I just like 9 because it is so much faster, I can play my games with ease, and I don't have to worry about compatibility problems much.  X is too slow for me, even on my G4 867 with 896 RAM, but I do like playing around with login screens and stuff, and love to use Interface Builder when I have time.

I haven't spent too much time in X, although I see an enormously bright future for it once they optimize to make it about the speed of 9.  And besides, I haven't had any really bad probs with 9 crashing, although it does infinitely more times than X (X has never crashed on me, divide by 0).

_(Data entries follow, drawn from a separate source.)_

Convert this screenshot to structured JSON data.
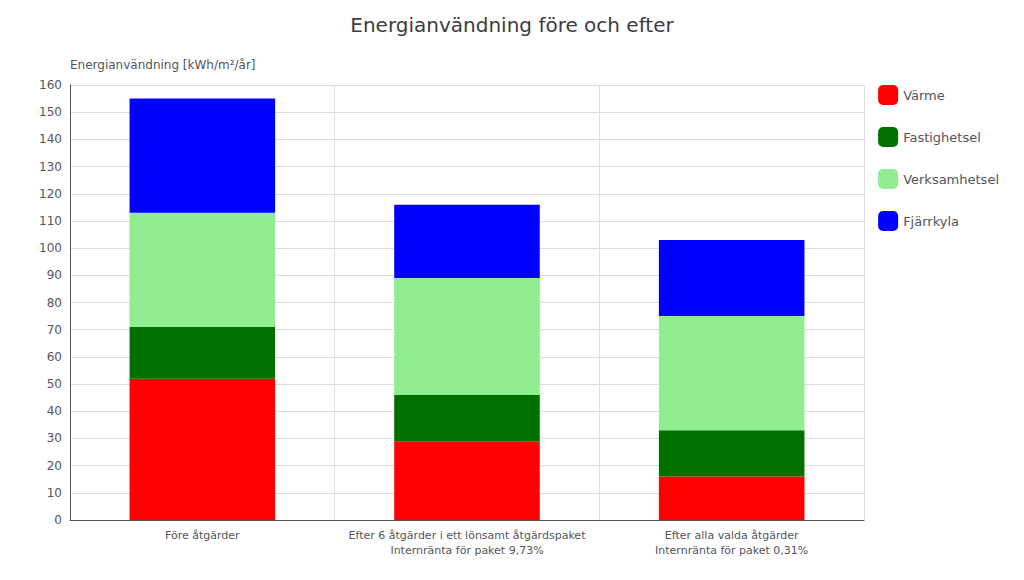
{
  "chart_data": {
    "type": "bar",
    "title": "Energianvändning före och efter",
    "ylabel": "Energianvändning [kWh/m²/år]",
    "categories": [
      "Före åtgärder",
      "Efter 6 åtgärder i ett lönsamt åtgärdspaket\nInternränta för paket 9,73%",
      "Efter alla valda åtgärder\nInternränta för paket 0,31%"
    ],
    "series": [
      {
        "name": "Värme",
        "color": "#ff0000",
        "values": [
          52,
          29,
          16
        ]
      },
      {
        "name": "Fastighetsel",
        "color": "#007000",
        "values": [
          19,
          17,
          17
        ]
      },
      {
        "name": "Verksamhetsel",
        "color": "#90ee90",
        "values": [
          42,
          43,
          42
        ]
      },
      {
        "name": "Fjärrkyla",
        "color": "#0000ff",
        "values": [
          42,
          27,
          28
        ]
      }
    ],
    "stacked": true,
    "ylim": [
      0,
      160
    ],
    "yticks": [
      0,
      10,
      20,
      30,
      40,
      50,
      60,
      70,
      80,
      90,
      100,
      110,
      120,
      130,
      140,
      150,
      160
    ],
    "grid": true,
    "legend": "right"
  }
}
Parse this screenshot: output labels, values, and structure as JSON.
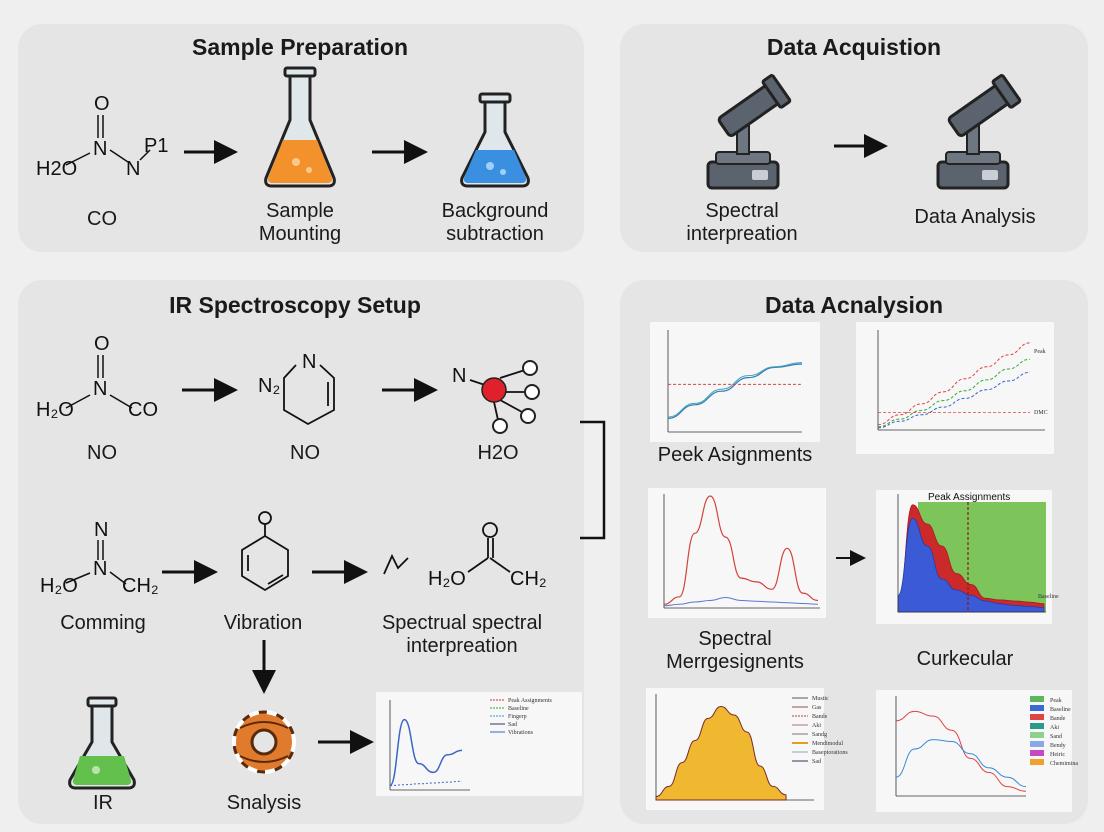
{
  "panels": {
    "sample_prep": {
      "title": "Sample Preparation",
      "molecule": {
        "a": "O",
        "b": "N",
        "c": "N",
        "d": "P1",
        "e": "H2O"
      },
      "labels": [
        "CO",
        "Sample\nMounting",
        "Background\nsubtraction"
      ]
    },
    "acquisition": {
      "title": "Data Acquistion",
      "labels": [
        "Spectral\ninterpreation",
        "Data Analysis"
      ]
    },
    "ir_setup": {
      "title": "IR Spectroscopy Setup",
      "row1_labels": [
        "NO",
        "NO",
        "H2O"
      ],
      "row2_labels": [
        "Comming",
        "Vibration",
        "Spectrual spectral\ninterpreation"
      ],
      "row3_labels": [
        "IR",
        "Snalysis"
      ],
      "legend": [
        "Peak Assignments",
        "Baseline",
        "Fingerp",
        "Sad",
        "Vibrations"
      ]
    },
    "analysis": {
      "title": "Data Acnalysion",
      "chart_titles": [
        "Peek Asignments",
        "Peak Assignments"
      ],
      "section_labels": [
        "Spectral\nMerrgesignents",
        "Curkecular"
      ],
      "legend_a": [
        "Peak",
        "DMC"
      ],
      "legend_b": [
        "Baseline"
      ],
      "legend_c": [
        "Mustic",
        "Gas",
        "Bande",
        "Aki",
        "Sandg",
        "Mendimodul",
        "Baseptorations",
        "Sad"
      ],
      "legend_d": [
        "Peak",
        "Baseline",
        "Bande",
        "Aki",
        "Sand",
        "Bendy",
        "Heiric",
        "Chemimina"
      ]
    }
  },
  "chart_data": [
    {
      "type": "line",
      "title": "",
      "x": [
        0,
        2,
        4,
        6,
        8,
        10
      ],
      "series": [
        {
          "values": [
            2,
            4,
            6,
            8,
            9.5,
            10
          ]
        },
        {
          "values": [
            2.2,
            4.2,
            6.3,
            8.3,
            9.6,
            10.2
          ]
        },
        {
          "values": [
            7,
            7,
            7,
            7,
            7,
            7
          ]
        }
      ],
      "ylim": [
        0,
        15
      ],
      "xlim": [
        0,
        10
      ]
    },
    {
      "type": "line",
      "title": "",
      "x": [
        0,
        1,
        2,
        3,
        4,
        5,
        6,
        7
      ],
      "series": [
        {
          "name": "Peak",
          "values": [
            0.5,
            1.4,
            2.4,
            3.5,
            4.7,
            5.8,
            6.9,
            8
          ]
        },
        {
          "values": [
            0.3,
            1.0,
            1.8,
            2.7,
            3.6,
            4.6,
            5.6,
            6.5
          ]
        },
        {
          "values": [
            0.2,
            0.8,
            1.4,
            2.1,
            2.9,
            3.7,
            4.5,
            5.3
          ]
        },
        {
          "name": "DMC",
          "values": [
            1.6,
            1.6,
            1.6,
            1.6,
            1.6,
            1.6,
            1.6,
            1.6
          ]
        }
      ],
      "ylim": [
        0,
        9
      ],
      "xlim": [
        0,
        7
      ]
    },
    {
      "type": "line",
      "title": "",
      "x": [
        0,
        1,
        2,
        3,
        4,
        5,
        6,
        7,
        8,
        9,
        10
      ],
      "series": [
        {
          "values": [
            5,
            15,
            100,
            150,
            95,
            40,
            35,
            25,
            80,
            20,
            10
          ]
        },
        {
          "values": [
            3,
            5,
            8,
            10,
            14,
            10,
            9,
            8,
            7,
            6,
            5
          ]
        }
      ],
      "ylim": [
        0,
        150
      ],
      "xlim": [
        0,
        10
      ]
    },
    {
      "type": "area",
      "title": "Peak Assignments",
      "x": [
        0,
        0.5,
        1,
        1.5,
        2,
        2.5,
        3,
        3.5,
        4,
        4.5,
        5
      ],
      "series": [
        {
          "values": [
            30,
            170,
            120,
            60,
            40,
            30,
            20,
            15,
            12,
            10,
            8
          ]
        },
        {
          "values": [
            10,
            195,
            160,
            120,
            70,
            50,
            25,
            22,
            20,
            18,
            15
          ]
        }
      ],
      "legend": [
        "Baseline"
      ],
      "ylim": [
        0,
        200
      ],
      "xlim": [
        0,
        5
      ]
    },
    {
      "type": "area",
      "title": "",
      "x": [
        0,
        1,
        2,
        3,
        4,
        5,
        6,
        7,
        8,
        9,
        10
      ],
      "series": [
        {
          "values": [
            2,
            8,
            22,
            35,
            48,
            55,
            50,
            40,
            20,
            8,
            3
          ]
        }
      ],
      "ylim": [
        0,
        60
      ],
      "xlim": [
        0,
        10
      ]
    },
    {
      "type": "line",
      "title": "",
      "x": [
        0,
        1,
        2,
        3,
        4,
        5,
        6,
        7
      ],
      "series": [
        {
          "values": [
            8,
            9,
            8.5,
            7,
            4,
            2.5,
            1,
            0.5
          ]
        },
        {
          "values": [
            2,
            5,
            6,
            5.8,
            4.5,
            3,
            2,
            1
          ]
        }
      ],
      "ylim": [
        0,
        10
      ],
      "xlim": [
        0,
        7
      ]
    },
    {
      "type": "line",
      "title": "",
      "x": [
        0,
        1,
        2,
        3,
        4,
        5
      ],
      "series": [
        {
          "values": [
            5,
            80,
            30,
            20,
            40,
            45
          ]
        },
        {
          "values": [
            5,
            6,
            7,
            8,
            9,
            10
          ]
        }
      ],
      "ylim": [
        0,
        100
      ],
      "xlim": [
        0,
        5
      ]
    }
  ]
}
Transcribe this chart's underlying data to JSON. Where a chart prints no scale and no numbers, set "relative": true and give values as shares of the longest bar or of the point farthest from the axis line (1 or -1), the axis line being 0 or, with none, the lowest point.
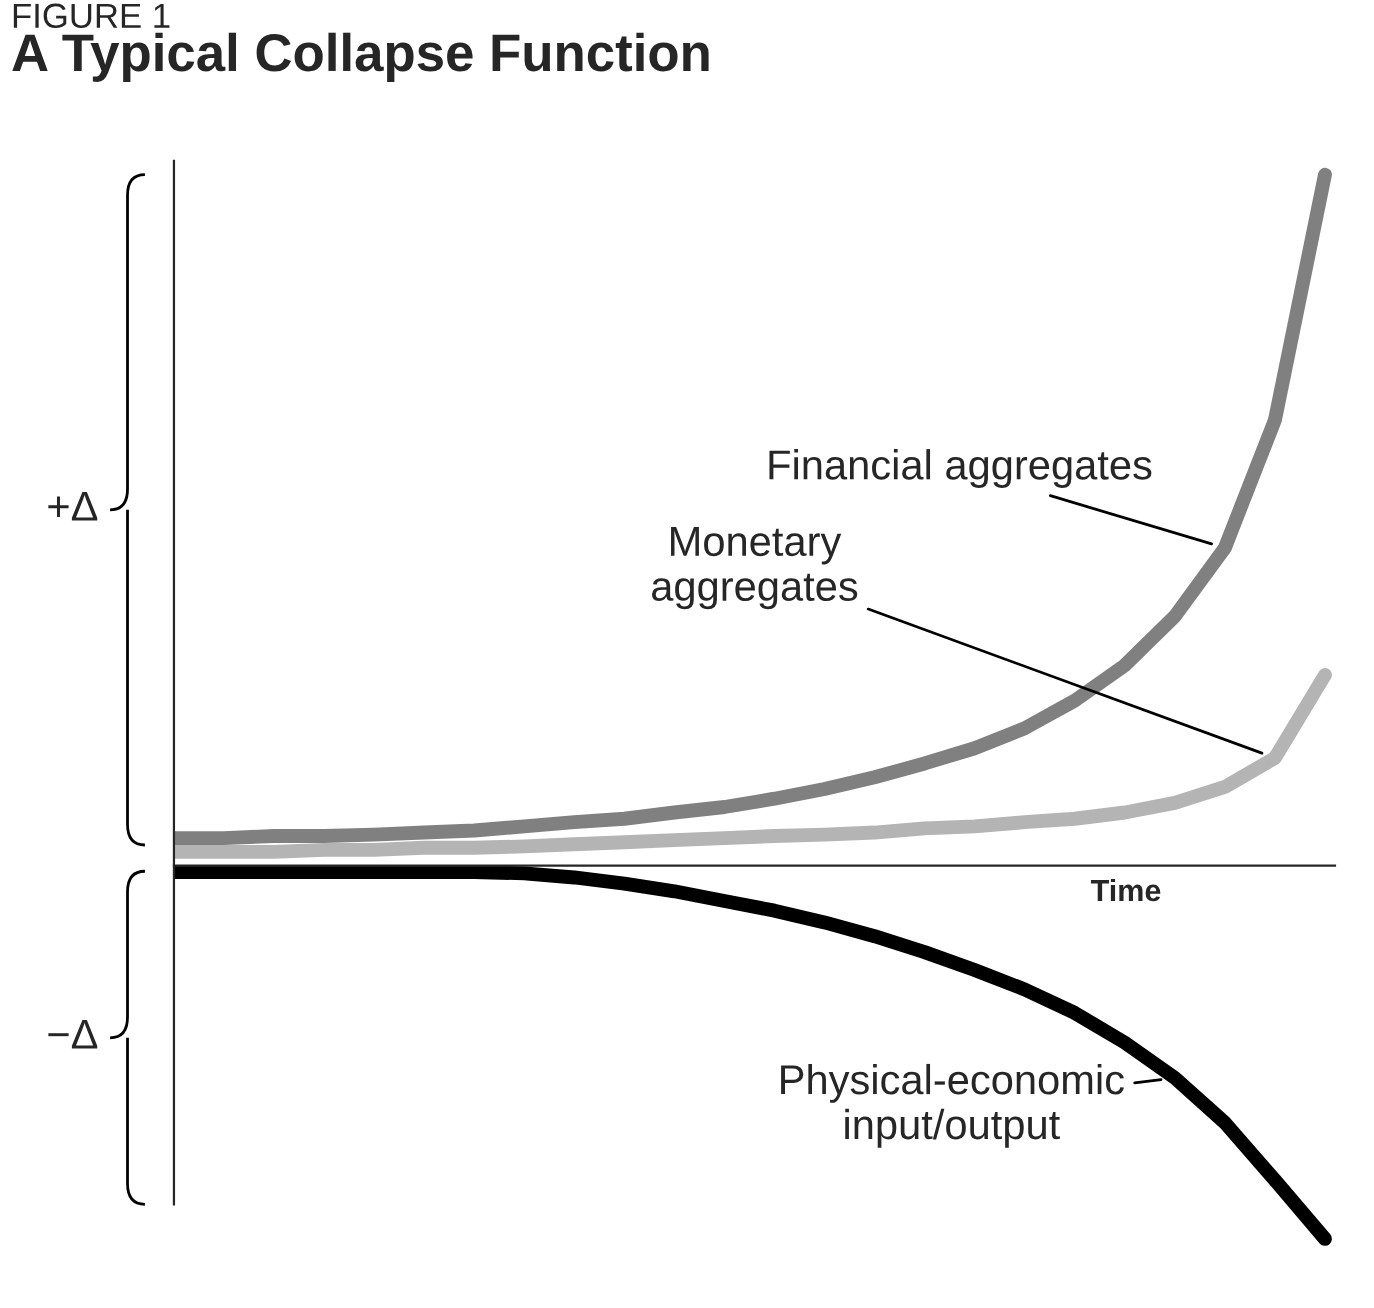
{
  "chart_data": {
    "type": "line",
    "title": "A Typical Collapse Function",
    "xlabel": "Time",
    "relative": true,
    "annotations": [
      "FIGURE 1",
      "+Δ",
      "−Δ"
    ],
    "categories": [
      null,
      null,
      null,
      null,
      null,
      null,
      null,
      null,
      null,
      null,
      null,
      null,
      null,
      null,
      null,
      null,
      null,
      null,
      null,
      null,
      null,
      null,
      null,
      null
    ],
    "series": [
      {
        "name": "Financial aggregates",
        "color": "#808080",
        "values": [
          0.04,
          0.04,
          0.043,
          0.043,
          0.045,
          0.048,
          0.051,
          0.057,
          0.063,
          0.068,
          0.077,
          0.085,
          0.097,
          0.111,
          0.128,
          0.148,
          0.17,
          0.199,
          0.239,
          0.29,
          0.361,
          0.46,
          0.645,
          1
        ]
      },
      {
        "name": "Monetary\naggregates",
        "color": "#b4b4b4",
        "values": [
          0.02,
          0.02,
          0.02,
          0.023,
          0.023,
          0.026,
          0.026,
          0.028,
          0.031,
          0.034,
          0.037,
          0.04,
          0.043,
          0.045,
          0.048,
          0.054,
          0.057,
          0.063,
          0.068,
          0.077,
          0.091,
          0.114,
          0.156,
          0.276
        ]
      },
      {
        "name": "Physical-economic\ninput/output",
        "color": "#000000",
        "values": [
          -0.009,
          -0.009,
          -0.009,
          -0.009,
          -0.009,
          -0.009,
          -0.009,
          -0.011,
          -0.017,
          -0.026,
          -0.037,
          -0.051,
          -0.065,
          -0.082,
          -0.102,
          -0.125,
          -0.151,
          -0.179,
          -0.213,
          -0.256,
          -0.307,
          -0.372,
          -0.455,
          -0.54
        ]
      }
    ]
  }
}
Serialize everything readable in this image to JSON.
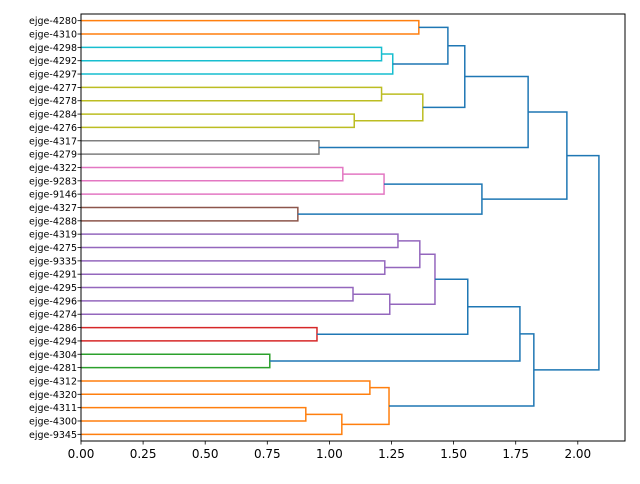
{
  "chart_data": {
    "type": "dendrogram",
    "orientation": "right",
    "title": "",
    "xlabel": "",
    "ylabel": "",
    "xlim": [
      0,
      2.19
    ],
    "xticks": [
      0.0,
      0.25,
      0.5,
      0.75,
      1.0,
      1.25,
      1.5,
      1.75,
      2.0
    ],
    "xtick_labels": [
      "0.00",
      "0.25",
      "0.50",
      "0.75",
      "1.00",
      "1.25",
      "1.50",
      "1.75",
      "2.00"
    ],
    "grid": false,
    "leaves": [
      "ejge-4280",
      "ejge-4310",
      "ejge-4298",
      "ejge-4292",
      "ejge-4297",
      "ejge-4277",
      "ejge-4278",
      "ejge-4284",
      "ejge-4276",
      "ejge-4317",
      "ejge-4279",
      "ejge-4322",
      "ejge-9283",
      "ejge-9146",
      "ejge-4327",
      "ejge-4288",
      "ejge-4319",
      "ejge-4275",
      "ejge-9335",
      "ejge-4291",
      "ejge-4295",
      "ejge-4296",
      "ejge-4274",
      "ejge-4286",
      "ejge-4294",
      "ejge-4304",
      "ejge-4281",
      "ejge-4312",
      "ejge-4320",
      "ejge-4311",
      "ejge-4300",
      "ejge-9345"
    ],
    "links": [
      {
        "a": 0,
        "b": 1,
        "h": 1.36,
        "color": "#ff7f0e"
      },
      {
        "a": 2,
        "b": 3,
        "h": 1.21,
        "color": "#17becf"
      },
      {
        "a": "L1",
        "b": 4,
        "h": 1.255,
        "color": "#17becf"
      },
      {
        "a": "L0",
        "b": "L2",
        "h": 1.477,
        "color": "#1f77b4"
      },
      {
        "a": 5,
        "b": 6,
        "h": 1.21,
        "color": "#bcbd22"
      },
      {
        "a": 7,
        "b": 8,
        "h": 1.1,
        "color": "#bcbd22"
      },
      {
        "a": "L4",
        "b": "L5",
        "h": 1.376,
        "color": "#bcbd22"
      },
      {
        "a": "L3",
        "b": "L6",
        "h": 1.545,
        "color": "#1f77b4"
      },
      {
        "a": 9,
        "b": 10,
        "h": 0.958,
        "color": "#7f7f7f"
      },
      {
        "a": "L7",
        "b": "L8",
        "h": 1.8,
        "color": "#1f77b4"
      },
      {
        "a": 11,
        "b": 12,
        "h": 1.054,
        "color": "#e377c2"
      },
      {
        "a": "L10",
        "b": 13,
        "h": 1.22,
        "color": "#e377c2"
      },
      {
        "a": 14,
        "b": 15,
        "h": 0.873,
        "color": "#8c564b"
      },
      {
        "a": "L11",
        "b": "L12",
        "h": 1.614,
        "color": "#1f77b4"
      },
      {
        "a": "L9",
        "b": "L13",
        "h": 1.956,
        "color": "#1f77b4"
      },
      {
        "a": 16,
        "b": 17,
        "h": 1.276,
        "color": "#9467bd"
      },
      {
        "a": 18,
        "b": 19,
        "h": 1.223,
        "color": "#9467bd"
      },
      {
        "a": "L15",
        "b": "L16",
        "h": 1.364,
        "color": "#9467bd"
      },
      {
        "a": 20,
        "b": 21,
        "h": 1.095,
        "color": "#9467bd"
      },
      {
        "a": "L18",
        "b": 22,
        "h": 1.243,
        "color": "#9467bd"
      },
      {
        "a": "L17",
        "b": "L19",
        "h": 1.425,
        "color": "#9467bd"
      },
      {
        "a": 23,
        "b": 24,
        "h": 0.95,
        "color": "#d62728"
      },
      {
        "a": "L20",
        "b": "L21",
        "h": 1.557,
        "color": "#1f77b4"
      },
      {
        "a": 25,
        "b": 26,
        "h": 0.76,
        "color": "#2ca02c"
      },
      {
        "a": "L22",
        "b": "L23",
        "h": 1.767,
        "color": "#1f77b4"
      },
      {
        "a": 27,
        "b": 28,
        "h": 1.163,
        "color": "#ff7f0e"
      },
      {
        "a": 29,
        "b": 30,
        "h": 0.905,
        "color": "#ff7f0e"
      },
      {
        "a": "L26",
        "b": 31,
        "h": 1.05,
        "color": "#ff7f0e"
      },
      {
        "a": "L25",
        "b": "L27",
        "h": 1.24,
        "color": "#ff7f0e"
      },
      {
        "a": "L24",
        "b": "L28",
        "h": 1.823,
        "color": "#1f77b4"
      },
      {
        "a": "L14",
        "b": "L29",
        "h": 2.085,
        "color": "#1f77b4"
      }
    ]
  }
}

When X is a little better, no doubt I'll switch over permanantly.  I love Sputnix, by the way, and Sno desktop, and Fuzzy clock, and the desktop calendar stuff.  It adds a nice dimension to X.

I haven't encountered many .avi files in X yet, so I don't know they aren't just as playable as 9.  DivX work fine for me though, I just play the .mov file DivX Player created in 9, or use AVI2MOV.


----------



## edX (Dec 27, 2001)

I know this has nothing to do with the serious discussion here but it is making me laugh everytime i glance at the titile of this thread and it looks like "why can't quicktime play with me?" I keep getting this image of this little quicktime guy who can't come out to play because he is grounded. 

poor little quicktime 

of course the general theme of this thread seems to be "why can't you kids just play together and have a good time? i'm too busy to have to run all around the neighborhood and find you one by one."

I always wonder, when windoze users have to download quicktime for windoze, do they complain like we do about M$?


----------



## chevy (Dec 27, 2001)

Ed,

you have the right point: they are several ways to describe information and not all are equal: this is freedom !

we will never have a system that does it all, until no new format appears for years. then we will say that computer industry has reached maturity. and it will use only 1 OS in several flavors. this will be time for Big Brother. i hope this time will never come. all OS are equal... and some are more equal then others !

the one who encodes the information has the freedom to choose the format, either high end (QT) or broader acceptance (MPG)... or other.


----------